In January, I got a first: a Revise and Resubmit (R&R)<fn>”It means that an agent has read the author’s full manuscript, and while they are not ready to commit to offering representation, they see potential in the author or the story and they are willing to provide notes and an opportunity to, well . . . Revise and Resubmit.” Source:</fn> (a.k.a. the slow no). I wasn’t sure that it was a revise and resubmit because that exact phrase was not used in the email. That sent me to the internet to research “WHAT DOES IT MEAN?!?”-type questions for hours, followed by 5,000 re-reads of the email to find hidden meanings and subtext and anything that would preclude me from revising and submitting again instead of just asking, “So, you’re saying if I agree with your feedback and make some changes, you will reconsider and I can send that to you and you will read all of these pages, again, for real?” (paraphrased), which is what I did when I finally took my head out of my ass. (The answer was yes.)

I spent another four months on revision — after Googling “how long should I take on a revise and resubmit” — and was one week away from emailing the R&R agent to let her know that I had completed a revision and to confirm that she would like to read it again — because that felt incomprehensible to me — but she emailed me first to say that she had been thinking about the novel. WHAT?!? I pulled myself together and let her know that I’d send it a week hence and that her timing was both wonderful and eerie (in the best way). Because apparently, I have to be weird about shit. I heard from the R&R agent a week after I had sent off my final revisions, and she requested a phone call to chat about the book.

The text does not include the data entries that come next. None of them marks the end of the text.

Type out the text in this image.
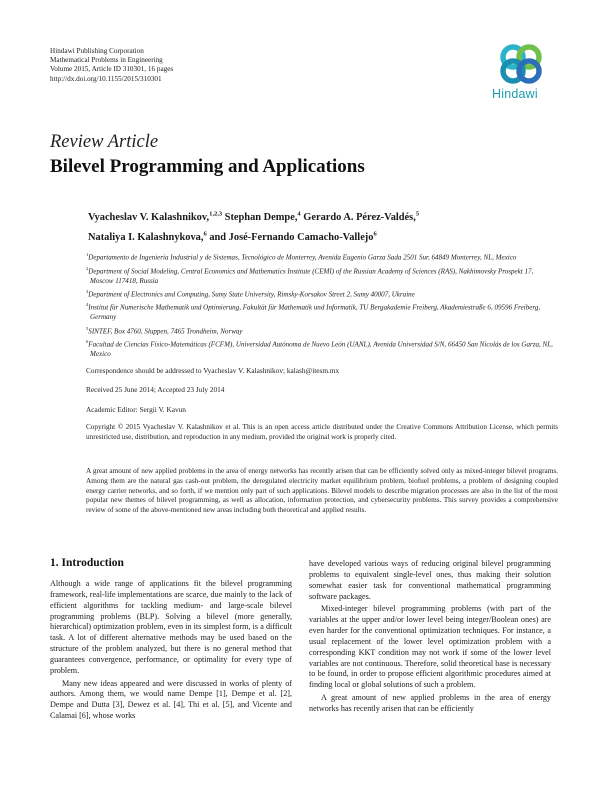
Hindawi Publishing Corporation
Mathematical Problems in Engineering
Volume 2015, Article ID 310301, 16 pages
http://dx.doi.org/10.1155/2015/310301
Hindawi
Review Article
Bilevel Programming and Applications
Vyacheslav V. Kalashnikov,$^{1,2,3}$ Stephan Dempe,$^4$ Gerardo A. Pérez-Valdés,$^5$
Nataliya I. Kalashnykova,$^6$ and José-Fernando Camacho-Vallejo$^6$
$^1$Departamento de Ingeniería Industrial y de Sistemas, Tecnológico de Monterrey, Avenida Eugenio Garza Sada 2501 Sur, 64849 Monterrey, NL, Mexico
$^2$Department of Social Modeling, Central Economics and Mathematics Institute (CEMI) of the Russian Academy of Sciences (RAS), Nakhimovsky Prospekt 17, Moscow 117418, Russia
$^3$Department of Electronics and Computing, Sumy State University, Rimsky-Korsakov Street 2, Sumy 40007, Ukraine
$^4$Institut für Numerische Mathematik und Optimierung, Fakultät für Mathematik und Informatik, TU Bergakademie Freiberg, Akademiestraße 6, 09596 Freiberg, Germany
$^5$SINTEF, Box 4760, Sluppen, 7465 Trondheim, Norway
$^6$Facultad de Ciencias Físico-Matemáticas (FCFM), Universidad Autónoma de Nuevo León (UANL), Avenida Universidad S/N, 66450 San Nicolás de los Garza, NL, Mexico
Correspondence should be addressed to Vyacheslav V. Kalashnikov; kalash@itesm.mx
Received 25 June 2014; Accepted 23 July 2014
Academic Editor: Sergii V. Kavun
Copyright © 2015 Vyacheslav V. Kalashnikov et al. This is an open access article distributed under the Creative Commons Attribution License, which permits unrestricted use, distribution, and reproduction in any medium, provided the original work is properly cited.
A great amount of new applied problems in the area of energy networks has recently arisen that can be efficiently solved only as mixed-integer bilevel programs. Among them are the natural gas cash-out problem, the deregulated electricity market equilibrium problem, biofuel problems, a problem of designing coupled energy carrier networks, and so forth, if we mention only part of such applications. Bilevel models to describe migration processes are also in the list of the most popular new themes of bilevel programming, as well as allocation, information protection, and cybersecurity problems. This survey provides a comprehensive review of some of the above-mentioned new areas including both theoretical and applied results.
1. Introduction

Although a wide range of applications fit the bilevel programming framework, real-life implementations are scarce, due mainly to the lack of efficient algorithms for tackling medium- and large-scale bilevel programming problems (BLP). Solving a bilevel (more generally, hierarchical) optimization problem, even in its simplest form, is a difficult task. A lot of different alternative methods may be used based on the structure of the problem analyzed, but there is no general method that guarantees convergence, performance, or optimality for every type of problem.

Many new ideas appeared and were discussed in works of plenty of authors. Among them, we would name Dempe [1], Dempe et al. [2], Dempe and Dutta [3], Dewez et al. [4], Thi et al. [5], and Vicente and Calamai [6], whose works

have developed various ways of reducing original bilevel programming problems to equivalent single-level ones, thus making their solution somewhat easier task for conventional mathematical programming software packages.

Mixed-integer bilevel programming problems (with part of the variables at the upper and/or lower level being integer/Boolean ones) are even harder for the conventional optimization techniques. For instance, a usual replacement of the lower level optimization problem with a corresponding KKT condition may not work if some of the lower level variables are not continuous. Therefore, solid theoretical base is necessary to be found, in order to propose efficient algorithmic procedures aimed at finding local or global solutions of such a problem.

A great amount of new applied problems in the area of energy networks has recently arisen that can be efficiently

We scheduled a date and time, and then I Googled “agent phone call” for hours until my girlfriend got off work so we could go get drunk on wine and pizza and cupcakes.

Stage 6: “The Call”

I had a document prepared with all of my questions. Even with all that information, I didn’t know what to expect, and I spent the first five or ten minutes of the call relaying my professional experience as if the call was about a job. The agent was gracious enough to let me rattle on nervously until she finally had a chance to speak and tell me that she loved my book and wanted to work with me.

All the work is worth it when you hear those words.

We spent about an hour talking revision thoughts, my career goals (for my writing, duh), other works in progress, V.C. Andrews books, etc. The conversation was fun and easy and wonderful. I knew pretty quickly that I wanted to work with her because her feedback for the revise and resubmit had been spot-on. And she was smart, supportive of my future plans, enthusiastic, had a great plan of action, and [insert lots of gushy adjectives here].

I gave the other agents with fulls and partials a chance to respond after I had received the offer of representation. But like The Highlander, there can only be one. I signed with the agent who had requested the revise and resubmit, Patricia Nelson of Marsal Lyon Literary Agency.

She’s the best.

Stage 7: Share Lessons Learned

When I began to query in 2012, I didn’t know much about the publishing business or the processes involved. Sometimes, it can feel like throwing your query at a wall to see who it sticks to. In this one arena, we may, in fact, all be special snowflakes because everyone I’ve talked to has a different story about how they found their agent.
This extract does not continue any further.